Boaz Weinstein loves pipelines.
Or at least the Saba Capital Management CEO is bullish enough to have launched a campaign for board seats late last month at three Franklin Templeton closed-end funds that invest in pipelines and other energy infrastructure.
The three funds were part of Franklin’s July 2020 purchase of Legg Mason: ClearBridge MLP & Midstream Total Return Fund, in which Saba recently held a 10.05 percent stake; Energy Midstream Opportunity Fund (a 13.04 percent stake); and MLP & Midstream Fund (a 5.07 percent stake).
All told, Saba’s recent unhedged bets on the funds total more than $98 million.
The ClearBridge funds, which have about $1.1 billion in assets under management, recently traded at discounts to their net asset values of between 15.24 percent and 17.23 percent, according to Morningstar. Saba wants to shrink those — and book a profit in the process.
“Their discounts are among the largest in the closed-end fund market,” said Saba partner Paul Kazarian, who heads up Saba’s closed-end fund portfolio, in a telephone interview.
The three funds charge adjusted expense ratios ranging from 2.75 percent to 3.03 percent. And they have lagged their benchmark index for the past three, five, and ten years for the periods ending October 31, according to Morningstar.
“When you think about that over the life of the fund, those are awful numbers,” said Kazarian.
A Franklin Templeton spokesperson declined to comment for this article.
Saba, which has a total of $4.8 billion in assets, has a track record as a closed-end fund activist — often to the dismay of big fund companies that manage them. Its modus operandum is often to push for fund management to enact tactics aimed to reduce or eliminate the discounts and so enrich shareholders. That may mean buying back the fund’s shares via tender offers, merging the fund with a similar open end mutual fund, or simply liquidating the fund altogether.
Weinstein’s firm manages the publicly-traded $89.8 million Saba Closed-End Funds ETF, which buys big positions in closed-end funds that trade at wide discounts to their NAVs.
Saba holds stakes in more than a dozen closed-end energy-related funds, including several overseen by Tortoise Capital Advisors, Voya Financial, Cushing Asset Management, Neuberger Berman, and New York Life Investments. Energy infrastructure and related funds have been trading at exceptionally wide discounts to net asset value in recent years despite recently surging oil prices.
Discounts widened to 30 percent or more in the sector in 2020 as retail investors, who often dominate closed-end fund market prices, fled the volatile funds in a panic.
The outsized impact on discounts may be on account of the large number of similar MLP-focused funds, according to Phillip Goldstein of Bulldog Investors, which invests in closed-end funds. “It’s supply and demand,” he says. “I speculate that there are too many of them.”
Boaz Weinstein and his Saba colleagues don’t really need to scrounge for discounts among closed-end funds to turn a profit this year. The Saba Master Fund has returned 25 percent year to date through October, according to a person familiar with the fund. The HFRI Fund Weighted Composite has lost 4.45 percent during that span.

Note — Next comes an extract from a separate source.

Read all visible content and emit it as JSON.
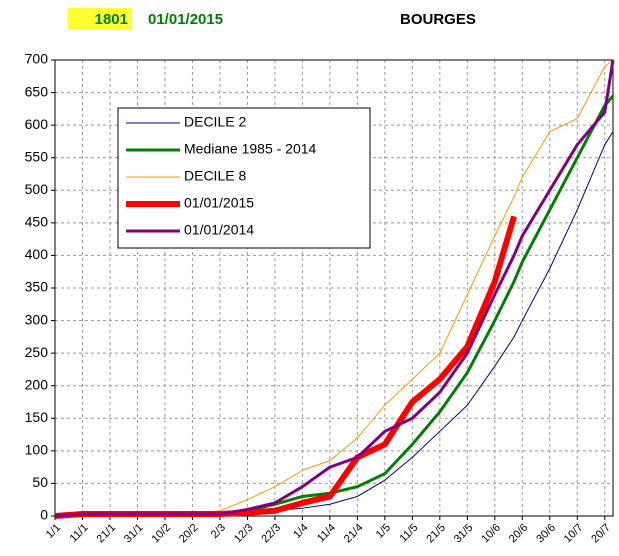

Among other trades, the Saba fund has written credit default swaps, a form of insurance, on the bonds issued by relatively solid companies likes Walt Disney, PepsiCo, and McDonald’s while buying swaps on cyclical and volatile credits, according to the source.
Saba has also had some recent successes in its campaigns against closed-end fund management in the energy sector. After seeking representation on the board of the Center Coast Brookfield MLP & Energy Infrastructure Fund, in which it recently held a 24.45 percent stake, Saba agreed in August to withdraw its nominees, according to a Securities and Exchange Commission filing — a sign that the two sides are working on an accommodation to reduce the discount.
Kazarian didn’t elaborate on the matter. A spokesperson for the Center Coast Brookfield fund did not respond to a request for comment by press time.
Saba also targeted the Salient Midstream & MLP Fund, which Salient Capital Advisors merged last month into an open-end mutual fund with a similar focus called the Salient MLP & Energy Infrastructure Fund, eliminating the discount.
Pushing for a merger with an existing open end mutual fund is often a relatively amicable solution to a closed-end fund proxy fight because it allows for the advisor to retain assets while eliminating the discount to satisfy activists. In this case, Saba is likely aware that Franklin Templeton also advises the open end ClearBridge Global Infrastructure Income Fund, which is heavily invested in energy pipelines.
This is not the only time Saba has crossed swords with Franklin Templeton over a closed-end fund. Saba recently held a 36.77 percent stake in the $432.5 million Templeton Global Income Fund and is seeking control of its board in a long-running proxy battle that Franklin is challenging in court. Among possible options, Saba seeks to have the fund consider merging with another, more popular closed-end fund.